Digital payoff at GPO: More content, 2008 costs
- By William Jackson
- Mar 26, 2013
A shift in focus from traditional printing to digital content management has produced a leaner Government Printing Office, with a growing number of digital products and delivery systems, according to the agency’s annual report for fiscal 2012.
Overall overhead costs for 2012 were at 2008 levels and the GPO appropriation request for fiscal 2013 was held to 2012 levels, at $126.2 million. Employee-buyouts last year reduced staff by 11 percent to the “leanest staffing level in more than a century,” with a savings of $24 million. At the same time, the amount of information being made available is growing, with more than 800,000 files available online through the Federal Digital System (FDsys) and 150 government titles available through major electronic book distributors.
“With about 97 percent of all content born digital, we are managing content as well as producing it in print,” said CTO Ric Davis. “Agencies work with us to produce files, and we manage that content. And from time to time we make renditions of it, either as e-books or in print.”
This has involved a significant and ongoing shift in the way GPO works that began in 1962 when it started using computer-based composition. Databases generated by the composition system formed the basis for the GPO Access website, which went online in 1994 and which has been replaced by FDsys. (GPO Access was taken offline in 2012.) FDsys not only has the ability to handle XML files, but also includes digitally signed documents to assure their authenticity.

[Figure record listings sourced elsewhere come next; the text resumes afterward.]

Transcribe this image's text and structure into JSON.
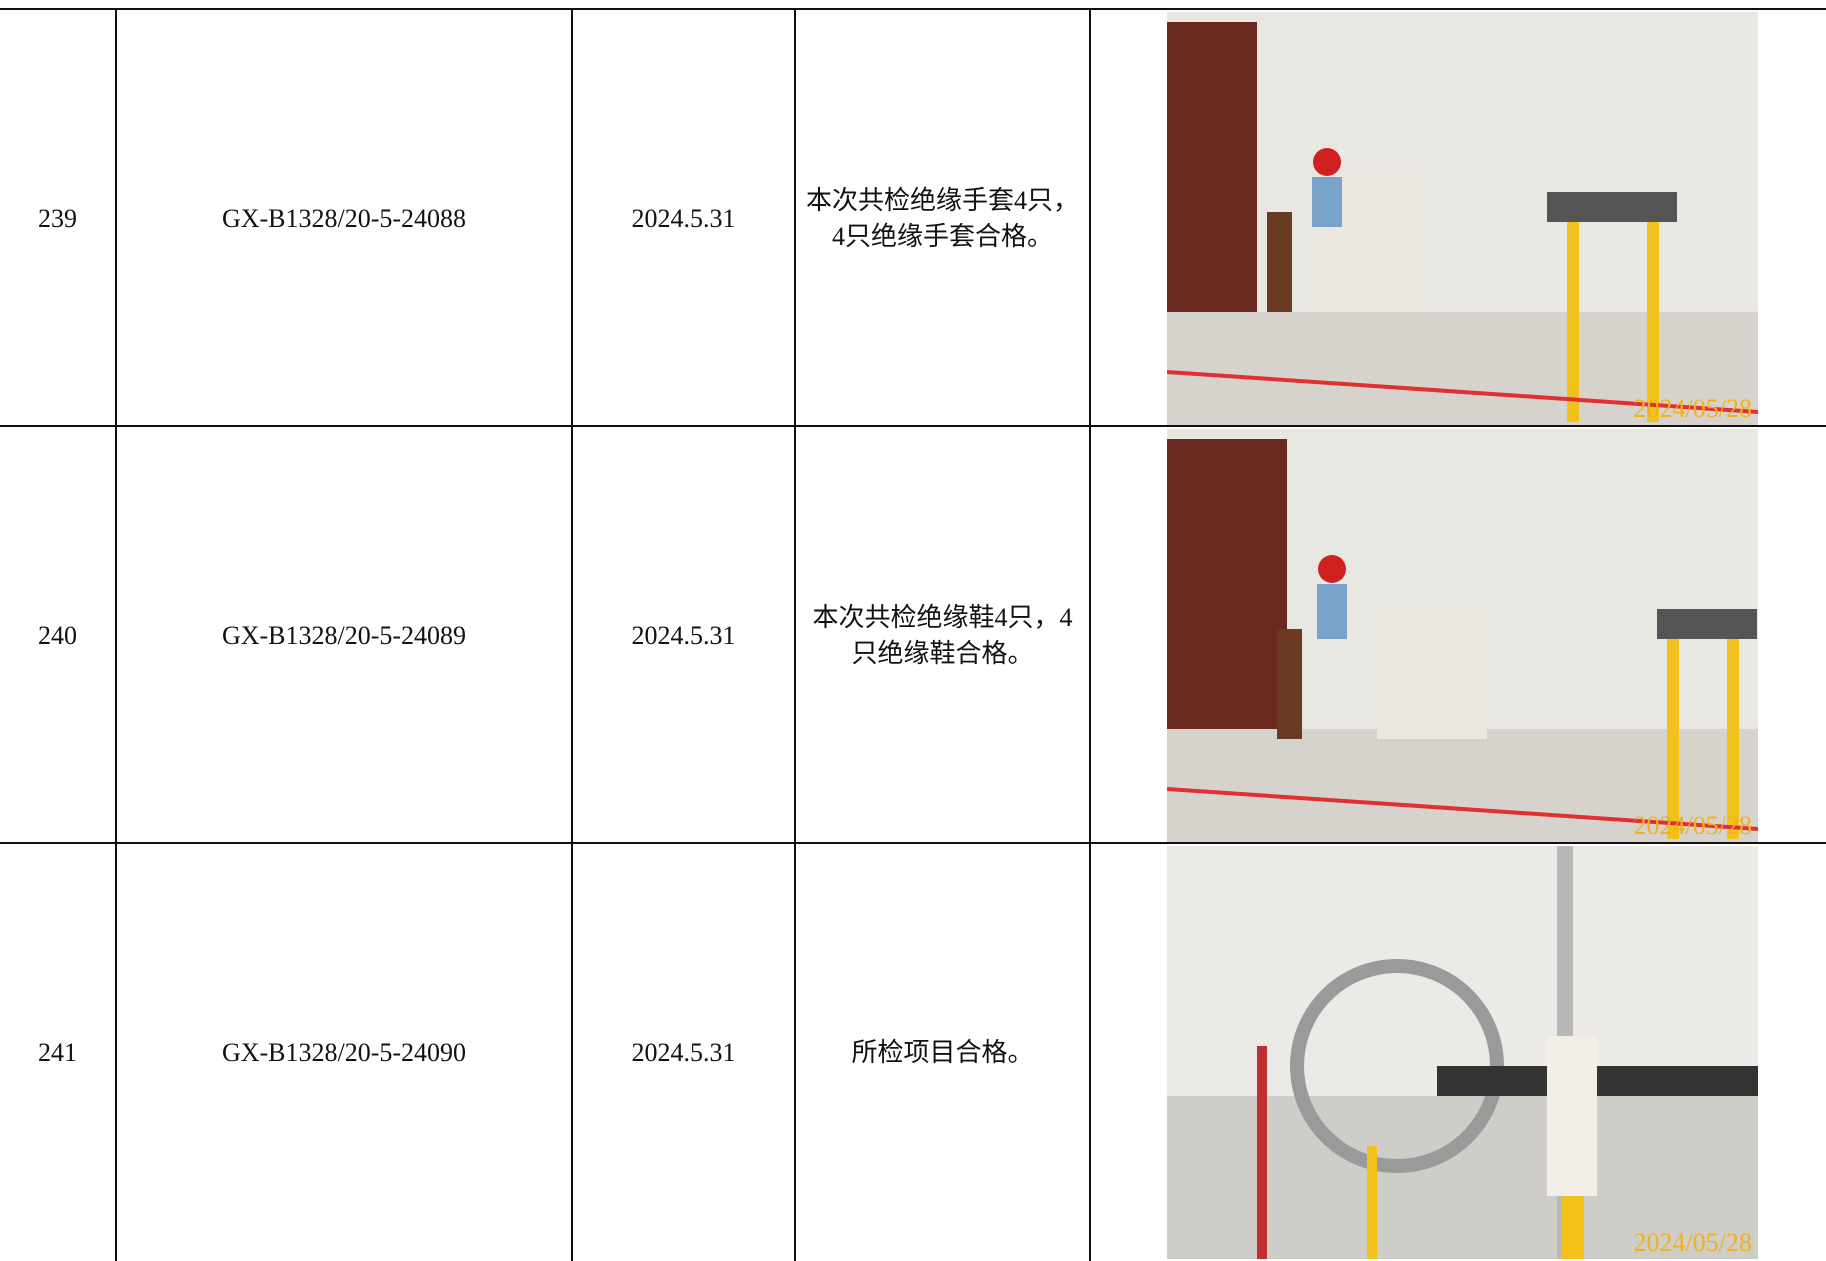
{
  "table": {
    "rows": [
      {
        "number": "239",
        "code": "GX-B1328/20-5-24088",
        "date": "2024.5.31",
        "result": "本次共检绝缘手套4只，4只绝缘手套合格。",
        "photo_stamp": "2024/05/28"
      },
      {
        "number": "240",
        "code": "GX-B1328/20-5-24089",
        "date": "2024.5.31",
        "result": "本次共检绝缘鞋4只，4只绝缘鞋合格。",
        "photo_stamp": "2024/05/28"
      },
      {
        "number": "241",
        "code": "GX-B1328/20-5-24090",
        "date": "2024.5.31",
        "result": "所检项目合格。",
        "photo_stamp": "2024/05/28"
      }
    ]
  }
}
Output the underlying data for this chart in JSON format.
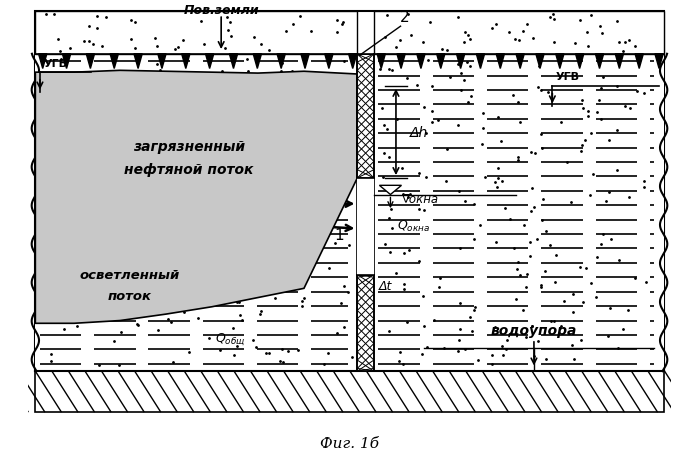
{
  "fig_width": 6.99,
  "fig_height": 4.52,
  "dpi": 100,
  "bg_color": "#ffffff",
  "title_text": "Фиг. 1б",
  "label_pov_zemli": "Пов.земли",
  "label_ugv_left": "УГВ",
  "label_ugv_right": "УГВ",
  "label_zagr1": "загрязненный",
  "label_zagr2": "нефтяной поток",
  "label_osvet1": "осветленный",
  "label_osvet2": "поток",
  "label_vodoupor": "водоупора",
  "label_delta_h": "Δh",
  "label_delta_t": "Δt",
  "label_nabla_okna": "∇окна",
  "label_Q_okna": "Qокна",
  "label_Q_obsh": "Qобщ",
  "label_1": "1",
  "label_2": "2"
}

In fiscal 1980 the agency began replacing hot metal typesetting with electronic photocomposition. The annual Congressional Printing and Binding Appropriation then was $91.6 million, the equivalent in today’s dollars of $255.9 million. The 2012 Congressional Printing and Binding Appropriation was $90.6 million, a reduction of nearly 66 percent when adjusted for inflation.
In 2012, GPO began accepting and displaying on FDsys House bills for the 113th Congress in XML format, which allows the document to be downloaded and repurposed for digital and print uses by third parties.
GPO is keeping up with the growth in mobile computing by developing mobile applications, including the Congressional Member Guide, the Congressional Record, the Budget of the U.S. Government, Presidential Documents and the 2012 Plum Book listing of government policy and support positions.
“That’s something that wasn’t on our radar several years ago,” Davis said of mobile apps. The agency’s greatest challenge today is “maintaining the increasing pace of change in general,” he said.
Current initiatives include improved maintenance of preservation copies of electronic files that GPO archives to ensure their future availability, Davis said. Files now are maintained in TIFF, the Tagged Image File Format. Thought is being given to using the JPEG (Joint Photographic Experts Group) 2000 image compression standard, which provides better compression without compromising functionality.
The agency also wants to leverage its FDsys platform by offering it to other agencies, Davis said. “We’ve done this for the National Archives and Records Administration,” hosting recently released audio recordings of President Nixon’s grand jury testimony and tape recordings of radio communications between the White House and Air Force One following the assassination of President Kennedy in 1963. GPO is in discussion with several other agencies for new hosting opportunities, Davis said.
GPO’s goal is not to just make information accessible by the public, but also more usable by offering it through new channels in more formats, Davis said. “That’s important for government transparency.”